Studi ini memiliki implikasi bagi guru kimia, guru
program pendidikan dan penulis buku. Pertama, guru
harus menyadari kemungkinan siswa konsepsi alternatif
mungkin memiliki dan mempertimbangkan pengetahuan yang ada siswa saat
pelajaran merancang sejak pengetahuan baru dibangun pada
yang sudah ada. Sejak penelitian ini melaporkan efektivitas
instruksi berbasis kasus pada peningkatan pemahaman siswa,
kami dapat merekomendasikan bahwa guru menggunakan instruksi berbasis kasus untuk
mendukung pembelajaran bermakna. Jadi, guru harus dilatih
tentang bagaimana menulis dan menerapkan kasus dalam rutinitas mereka
kelas. Mereka juga harus didorong untuk menggunakan ajaran baru
teknik seperti berbasis kasus instruksi untuk memperkaya mereka
pelajaran. Kedua, program pelatihan guru di universitas
harus mencakup metode pembelajaran dan sekarang
contoh pelaksanaan kasus sehingga lulusan yang
guru pre-service dapat tahu bagaimana menerapkan berbasis kasus
instruksi dalam kelas masa depan mereka. Terakhir, penulis buku teks
harus mencakup kasus efektif dalam buku pelajaran sejak instruksi
dengan kasus itu ditemukan efektif dalam meningkatkan siswa '
pemahaman.
Kami juga bisa membuat beberapa rekomendasi untuk studi di masa depan.

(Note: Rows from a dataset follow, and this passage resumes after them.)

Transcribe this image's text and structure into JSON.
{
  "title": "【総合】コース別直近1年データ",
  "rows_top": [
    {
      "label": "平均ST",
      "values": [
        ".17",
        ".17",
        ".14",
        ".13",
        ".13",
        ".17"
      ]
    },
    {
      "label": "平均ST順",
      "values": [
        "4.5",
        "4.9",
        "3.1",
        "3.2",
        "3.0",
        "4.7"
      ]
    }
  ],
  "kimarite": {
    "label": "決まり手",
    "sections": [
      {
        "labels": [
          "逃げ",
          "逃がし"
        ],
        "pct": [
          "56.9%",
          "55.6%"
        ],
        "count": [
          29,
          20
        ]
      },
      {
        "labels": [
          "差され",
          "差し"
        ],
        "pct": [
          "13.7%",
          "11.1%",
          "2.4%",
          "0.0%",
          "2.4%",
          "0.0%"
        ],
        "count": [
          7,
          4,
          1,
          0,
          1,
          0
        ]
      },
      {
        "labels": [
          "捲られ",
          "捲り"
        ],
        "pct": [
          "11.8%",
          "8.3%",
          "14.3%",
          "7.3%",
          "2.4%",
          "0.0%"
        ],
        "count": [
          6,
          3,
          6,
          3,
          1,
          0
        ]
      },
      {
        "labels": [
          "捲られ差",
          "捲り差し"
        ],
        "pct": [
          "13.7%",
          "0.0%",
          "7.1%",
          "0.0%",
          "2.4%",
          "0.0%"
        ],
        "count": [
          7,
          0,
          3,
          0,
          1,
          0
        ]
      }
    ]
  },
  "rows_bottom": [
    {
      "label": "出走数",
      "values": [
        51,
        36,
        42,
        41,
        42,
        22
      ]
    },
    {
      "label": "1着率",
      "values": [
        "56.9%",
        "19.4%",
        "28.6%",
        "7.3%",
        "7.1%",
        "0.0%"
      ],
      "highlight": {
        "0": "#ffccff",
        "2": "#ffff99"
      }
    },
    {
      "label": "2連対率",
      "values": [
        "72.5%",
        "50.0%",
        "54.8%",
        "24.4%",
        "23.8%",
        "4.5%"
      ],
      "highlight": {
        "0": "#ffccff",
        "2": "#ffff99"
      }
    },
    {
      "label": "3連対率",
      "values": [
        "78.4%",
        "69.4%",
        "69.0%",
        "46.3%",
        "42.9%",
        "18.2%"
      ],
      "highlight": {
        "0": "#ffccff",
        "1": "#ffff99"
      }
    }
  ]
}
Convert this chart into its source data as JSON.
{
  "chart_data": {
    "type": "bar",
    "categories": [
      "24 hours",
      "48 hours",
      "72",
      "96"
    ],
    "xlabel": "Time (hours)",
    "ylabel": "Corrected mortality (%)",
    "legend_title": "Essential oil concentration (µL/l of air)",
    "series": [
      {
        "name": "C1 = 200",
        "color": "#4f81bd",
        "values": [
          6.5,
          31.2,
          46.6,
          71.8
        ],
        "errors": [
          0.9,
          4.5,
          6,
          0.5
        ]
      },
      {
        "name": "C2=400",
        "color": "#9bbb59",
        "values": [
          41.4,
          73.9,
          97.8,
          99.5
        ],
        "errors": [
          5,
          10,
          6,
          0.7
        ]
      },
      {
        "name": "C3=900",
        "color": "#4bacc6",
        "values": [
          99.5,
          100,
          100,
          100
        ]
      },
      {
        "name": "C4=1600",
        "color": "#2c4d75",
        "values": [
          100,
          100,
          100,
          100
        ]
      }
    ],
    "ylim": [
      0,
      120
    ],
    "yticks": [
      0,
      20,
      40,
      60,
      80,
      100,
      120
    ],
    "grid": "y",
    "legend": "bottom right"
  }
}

Dalam penelitian ini, kasus tidak didukung oleh penggunaan
pekerjaan laboratorium atau demonstrasi. Sebagai studi di masa depan, efektivitas
dari penggunaan pekerjaan laboratorium atau demonstrasi dengan kasus bisa
dievaluasi sehubungan dengan kasus yang ditulis. Selain itu, sebagai studi di masa depan,
kita dapat menunjukkan bahwa efektivitas berbasis kasus instruksi pada
retensi siswa pengetahuan harus dinilai.
Lampiran I
Q1. Distribusi molekul gas hidrogen secara tertutup
kontainer pada 25 1C dan 1 atm tekanan diberikan di depan.
(Lingkaran (J) mewakili distribusi hidrogen mole-
Cules), Manakah dari diagram berikut menggambarkan distribusi yang
tion dari H 2 molekul ketika suhu wadah
diturunkan untuk A 15 8 C? (catatan: sebelum menanggapi masalah ini
siswa diberitahu bahwa di A15 1C hidrogen masih gas).
Q2. Ketika konstan volume wadah tertutup diisi dengan
gas dipanaskan, peningkatan tekanan diamati. Di mana dari
alternatif berikut menjelaskan alasan acara ini yang paling
akurat?
(A) Meningkatkan ukuran partikel gas
(B) Peningkatan jumlah partikel pada saat gas
dipanaskan
(C) Menjadi lebih berat dari gas ketika dipanaskan
(* D) Peningkatan jumlah tabrakan ketika gas
dipanaskan
(E) Ketika gas dipanaskan, partikel gas mengembun di
dinding wadah
Q3. Sebuah wadah konstan volume diisi dengan udara terhubung
untuk balon seperti yang ditunjukkan pada gambar. Ketika keran dari
kontainer dibuka dan wadah dipanaskan, teramati
balon pembengkakan. Manakah dari berikut ini menggambarkan
distribusi udara terbaik setelah pembengkakan balon? (titik (.)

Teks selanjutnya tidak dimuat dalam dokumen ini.